OLG Brandenburg: Erleichterter GmbH-Gesellschafterbeschluss nach § 2 COVMG auch bei anderslautender Regelung im Gesellschaftsvertrag

von Dr. Cornelius Wilk, veröffentlicht am 21.09.2022

Das OLG Brandenburg hat mit Urteil vom 13. April 2022 (4 U 123/21; BeckRS 2022, 8763) entschieden, dass die Beschlusserleichterung nach dem früheren § 2 COVMG nicht von einer Regelung im Gesellschaftsvertrag verdrängt wird, die § 48 Abs. 2 GmbHG entspricht. Nach § 48 Abs. 2 GmbHG bedarf es für einen Gesellschafterbeschluss keiner Versammlung, „wenn sämtliche Gesellschafter in Textform mit der zu treffenden Bestimmung oder mit der schriftlichen Abgabe der Stimmen sich einverstanden erklären.“ Hiervon abweichend sah die pandemiebedingte, vom 28. März 2020 bis 31. August 2022 geltende Sonderregelung in § 2 COVMG vor, dass „Beschlüsse der Gesellschafter in Textform oder durch schriftliche Abgabe der Stimmen auch ohne Einverständnis sämtlicher Gesellschafter gefasst werden“ konnten.

Gesellschafter widerspricht Umlaufbeschluss und klagt

Gegenstand der Entscheidung ist die Beschlussmängelklage eines Gesellschafters gegen einen während der Pandemie nach § 2 COVMG in Textform gefassten Beschluss. Der Gesellschaftsvertrag enthielt eine Regelung, die § 48 Abs. 2 Alt. 2 GmbHG entsprach und insbesondere das Einverständnis aller Gesellschafter erforderte. Dieses Einverständnis hatte der Kläger ausdrücklich verweigert.
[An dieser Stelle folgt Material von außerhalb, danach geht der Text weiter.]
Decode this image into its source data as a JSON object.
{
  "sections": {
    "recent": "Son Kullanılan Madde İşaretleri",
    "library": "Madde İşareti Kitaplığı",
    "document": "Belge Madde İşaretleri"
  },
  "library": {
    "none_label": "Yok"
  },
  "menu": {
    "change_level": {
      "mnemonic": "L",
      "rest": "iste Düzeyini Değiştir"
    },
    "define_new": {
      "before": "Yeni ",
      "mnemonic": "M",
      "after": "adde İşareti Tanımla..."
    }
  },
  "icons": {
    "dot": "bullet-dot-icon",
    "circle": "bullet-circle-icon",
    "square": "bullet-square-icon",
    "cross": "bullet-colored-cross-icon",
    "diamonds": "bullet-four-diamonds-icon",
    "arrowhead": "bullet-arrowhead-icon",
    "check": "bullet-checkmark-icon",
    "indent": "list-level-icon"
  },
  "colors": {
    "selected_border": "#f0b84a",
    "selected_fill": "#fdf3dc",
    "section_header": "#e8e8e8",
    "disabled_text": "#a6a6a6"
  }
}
Senat: Gesellschaftsvertrag wiederholt nur Gesetzeslage

In seiner Entscheidung erklärt der Senat die Beschlussfassung nach § 2 COVMG für zulässig; auf das Einverständnis des Gesellschafters komme es nicht an. Die Regelung im Gesellschaftsvertrag wiederhole lediglich den Regelungsinhalt des damaligen Gesetzes und nehme damit auf die jeweils geltende Gesetzeslage Bezug. Es sei nicht anzunehmen, dass das Zustimmungserfordernis nach dem Gesellschaftsvertrag unter allen Umständen – einschließlich der pandemiebedingten Unmöglichkeit eines Präsenztreffens – gewollt gewesen sei. Der Gesellschaftsvertrag habe die Anforderungen an die Beschlussfassung vielmehr offensichtlich so gering halten wollen, wie dies eben gesetzlich zulässig gewesen sei.

Uneinheitliche Rechtsprechung

Der Senat wendet sich mit seiner Auslegung u. a. ausdrücklich gegen eine Entscheidung des LG Stuttgart vom 25. Januar 2021, das in einer ähnlichen Konstellation an der Regelung im Gesellschaftsvertrag festgehalten hatte (44 O 52/20 KfH; NZG 2021, 598).